Я лежал на песке – рот забит песком – и ждал, когда стервятники осмелеют и накинутся на меня, хотел ощутить, как рвется живое мясо, сгорал на солнце, прикидывая, не опередят ли голошеих орлов пятнистые псы, я и их призывал – в конце концов не все ли равно, как подохнуть. Бескрайняя пустыня, бесследная и безжизненная, показалась мне вдруг единственно возможным одром для костей, которым ветер станет набожным плакальщиком и могильщиком.
   Нашли меня какие-то всадники, вернули в жизненный омут, а потом на одной пристани меня взяли в кормчие на галеру с пряностями люди Эл-Идризи, высокого молодого человека с кудрявой бородкой, обходительного и благочестивого, служащего господам из Сицилии. Тогда в последний раз увидел я прыжки дельфиновых стай и летучих рыб. Неведомая хворь точила меня, разливая под кожей столетнюю желчь. Я был болен с головы до пят. Не злые, но и не особенно пекущиеся обо мне, люди Эл-Идризи, отпрыска лозы Авиценновой [51], оставили меня на берегу, вблизи Солуни. Я выкрал пегого коня и пытался сыскать дорогу на Кукулино, и тогда тоже, как в это лето, смутно связанного с туманным перстнем скорбного и зловещего, бесплодного, вероломного, одинокого Сатурна. Ехал я ночами. И хотя с восходом луны выпивал по девять капель воды Авиценновой, которую мне дал Эл-Идризи, не мог совладать с лихорадкой в теле. За мной, вросшим в хребет коня, из нор невидимого зверья, из каменных трещин ползли, растягиваясь до проклятия, пустые и темные вскрики и отзвуки моего смятения: Борчило, не торопись, тебе не избежать злобного поругания. Голос вымышленного привидения. Я отвечал кровавым рыком: Приди и забери меня из этой постылой жизни.

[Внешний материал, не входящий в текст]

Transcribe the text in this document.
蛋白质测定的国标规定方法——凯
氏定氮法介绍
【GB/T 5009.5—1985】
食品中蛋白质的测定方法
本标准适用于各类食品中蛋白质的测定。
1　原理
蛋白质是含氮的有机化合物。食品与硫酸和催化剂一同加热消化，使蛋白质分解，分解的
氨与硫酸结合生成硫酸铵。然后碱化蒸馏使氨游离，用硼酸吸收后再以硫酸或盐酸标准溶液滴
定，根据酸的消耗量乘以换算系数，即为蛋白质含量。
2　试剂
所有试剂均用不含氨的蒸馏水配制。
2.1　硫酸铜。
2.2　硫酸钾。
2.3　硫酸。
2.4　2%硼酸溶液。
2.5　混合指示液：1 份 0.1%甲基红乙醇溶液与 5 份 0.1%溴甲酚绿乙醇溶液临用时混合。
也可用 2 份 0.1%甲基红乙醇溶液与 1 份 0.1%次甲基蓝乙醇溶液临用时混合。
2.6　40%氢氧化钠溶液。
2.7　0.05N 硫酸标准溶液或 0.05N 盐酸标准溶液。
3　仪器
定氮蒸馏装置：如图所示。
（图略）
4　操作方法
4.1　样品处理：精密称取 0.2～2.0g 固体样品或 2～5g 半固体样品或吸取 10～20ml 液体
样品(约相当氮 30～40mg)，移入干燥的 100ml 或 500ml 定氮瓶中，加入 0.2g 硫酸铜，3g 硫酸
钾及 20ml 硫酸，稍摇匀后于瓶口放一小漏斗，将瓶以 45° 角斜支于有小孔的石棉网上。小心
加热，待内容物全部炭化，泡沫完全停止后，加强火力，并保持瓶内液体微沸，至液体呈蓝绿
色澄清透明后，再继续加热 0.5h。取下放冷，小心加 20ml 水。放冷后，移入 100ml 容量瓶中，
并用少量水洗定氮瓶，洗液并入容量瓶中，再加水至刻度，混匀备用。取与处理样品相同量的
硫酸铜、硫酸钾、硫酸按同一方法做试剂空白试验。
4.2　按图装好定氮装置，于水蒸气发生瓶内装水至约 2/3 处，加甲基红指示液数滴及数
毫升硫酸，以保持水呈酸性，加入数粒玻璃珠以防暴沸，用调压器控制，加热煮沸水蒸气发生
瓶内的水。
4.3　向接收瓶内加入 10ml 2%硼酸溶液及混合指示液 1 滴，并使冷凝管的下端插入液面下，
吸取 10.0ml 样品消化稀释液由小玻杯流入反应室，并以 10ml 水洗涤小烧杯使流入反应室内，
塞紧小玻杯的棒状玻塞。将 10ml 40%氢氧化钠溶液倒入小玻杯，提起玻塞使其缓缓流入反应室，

Я умирал и вновь оживал, хотел стать безымянным скелетом в могиле, а все-таки дышал, напитывая свою желтую хворь.
   Одряхлевший и очерствевший, ставший не по зубам даже призракам и разбойникам, приближался я к Кукулину. После стольких промчавшихся лет, в промежуток между двумя небесными походами Бородатой звезды, я увидел крепость, опять был тут, среди родной красоты, убогой и дикой, только люди мне стали чужими: от моих ровесников, кроме Благуна-постника, обитавшего под Синей Скалой, не осталось даже могил, их заполняли кости покойников помоложе.
   Прихватили меня в овраге – я высасывал козу, стиснули живым злобным кругом. Хорошо, подумал я без всякого противления. Почему бы не погибнуть мне от своего племени? Пегий конь с окровавленными ноздрями лежал рядом.
   До орлов, а они не так уж высоко, заберут свою долю мухи – и те и другие нацелились на меня. И тут Серафим, не старейшина еще и не старый, на семьдесят лет моложе меня, отпрянул. Лицо его побледнело.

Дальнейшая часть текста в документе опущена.